Kevin Gausman lasted five innings in his first Major League start. (Tom Szczerbowski/Getty Images)

Kevin Gausman lasted five innings in his first Major League start. (Tom Szczerbowski/Getty Images)

The Orioles’ Kevin Gausman made his major-league debut Thursday night, showing the flashes of dominance that will make him a future ace but also the inconsistencies that remind us it has been less than a year since he was drafted, with just two wins in his professional career.

The tall righthander, a baby-faced 22-year-old whom Baltimore chose with the No. 4 selection in the 2012 draft, flirted with 100 miles per hour but also made a few mistakes in a five-inning, four-run performance that included five strikeouts, seven hits and two walks. He threw 89 pitches, averaged 97 miles per hour on his fastball, and at times showed sharp secondary pitches, especially his plus changeup.

The fifth inning was a perfect microcosm of Gausman’s outing: He blew away Toronto’s Jose Bautista on a 99-mph fastball up in the zone for a strikeout, but a couple of batters later, a 96-mph offering on the inside corner didn’t fool J.P. Arencibia, who hit a go-ahead two-run homer to give the Blue Jays the lead for good en route to a 12-6 victory.

The No. 26 prospect on Baseball America’s preseason list, Gausman looked poised on the mound, even if his command wasn’t perfect. He is, after all, understandably a bit raw with just 14 professional starts following his time at Louisiana State, with results (3.23 ERA) that hardly describe his true talent. His 62-to-6 strikeout-to-walk ratio is probably more telling.

Gausman’s hasty promotion is reminiscent, of course, to last year when Baltimore promoted Manny Machado—a natural shortstop who had played two professional games at third base—to be its everyday third baseman for the stretch run. The Orioles made the playoffs, and a year later Machado leads the majors with 21 doubles.

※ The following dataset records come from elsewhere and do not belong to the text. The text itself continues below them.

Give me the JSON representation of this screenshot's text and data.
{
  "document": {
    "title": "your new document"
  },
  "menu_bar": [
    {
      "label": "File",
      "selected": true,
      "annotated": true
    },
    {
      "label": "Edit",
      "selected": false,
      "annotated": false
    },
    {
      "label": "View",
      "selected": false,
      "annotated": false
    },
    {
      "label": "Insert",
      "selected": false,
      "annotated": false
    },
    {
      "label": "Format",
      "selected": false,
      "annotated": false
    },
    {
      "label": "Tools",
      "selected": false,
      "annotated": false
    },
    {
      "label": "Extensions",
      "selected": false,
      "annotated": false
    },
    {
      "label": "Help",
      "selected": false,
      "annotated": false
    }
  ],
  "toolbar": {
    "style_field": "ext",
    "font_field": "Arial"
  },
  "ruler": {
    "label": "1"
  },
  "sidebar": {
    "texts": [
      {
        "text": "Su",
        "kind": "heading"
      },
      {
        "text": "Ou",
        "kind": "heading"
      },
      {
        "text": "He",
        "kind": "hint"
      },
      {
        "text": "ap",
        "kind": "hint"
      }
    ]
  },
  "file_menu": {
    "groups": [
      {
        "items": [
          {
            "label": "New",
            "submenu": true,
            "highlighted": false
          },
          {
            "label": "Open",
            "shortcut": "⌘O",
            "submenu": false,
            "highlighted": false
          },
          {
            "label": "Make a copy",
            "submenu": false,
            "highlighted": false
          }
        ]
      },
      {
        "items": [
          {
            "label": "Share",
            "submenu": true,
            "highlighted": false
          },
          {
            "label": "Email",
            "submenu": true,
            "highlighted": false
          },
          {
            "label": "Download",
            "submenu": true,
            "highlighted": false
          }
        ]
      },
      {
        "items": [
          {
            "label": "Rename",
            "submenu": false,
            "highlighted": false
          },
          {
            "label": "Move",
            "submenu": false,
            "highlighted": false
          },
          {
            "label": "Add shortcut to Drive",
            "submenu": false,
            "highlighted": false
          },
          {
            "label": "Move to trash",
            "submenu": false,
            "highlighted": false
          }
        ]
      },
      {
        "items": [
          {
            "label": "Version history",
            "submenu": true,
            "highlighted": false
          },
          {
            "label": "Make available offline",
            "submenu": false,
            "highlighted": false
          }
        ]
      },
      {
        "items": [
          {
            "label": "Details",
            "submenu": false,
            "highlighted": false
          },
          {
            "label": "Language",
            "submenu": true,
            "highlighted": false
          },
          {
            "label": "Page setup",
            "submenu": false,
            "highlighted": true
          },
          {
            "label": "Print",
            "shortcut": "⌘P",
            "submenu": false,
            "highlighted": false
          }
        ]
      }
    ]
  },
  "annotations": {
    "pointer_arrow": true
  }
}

Calling up Gausman, especially when it could result in extra salary money down the road because he’ll qualify as a Super Two (presuming he isn’t sent back down), shows faith that elite talent will succeed, no matter how rushed the player’s development was. And it shows that the Orioles (rightfully) see themselves as serious contenders this year, so such a move gives them the best chance to win at a time when the rotation was floundering—its 4.73 ERA entering Wednesday night ranked 25th in the majors.

That Gausman replaced Jake Arrieta says a lot about Baltimore’s intentions. Arrieta has great stuff but the results haven’t matched that potential, and playoff contenders can only have so much patience.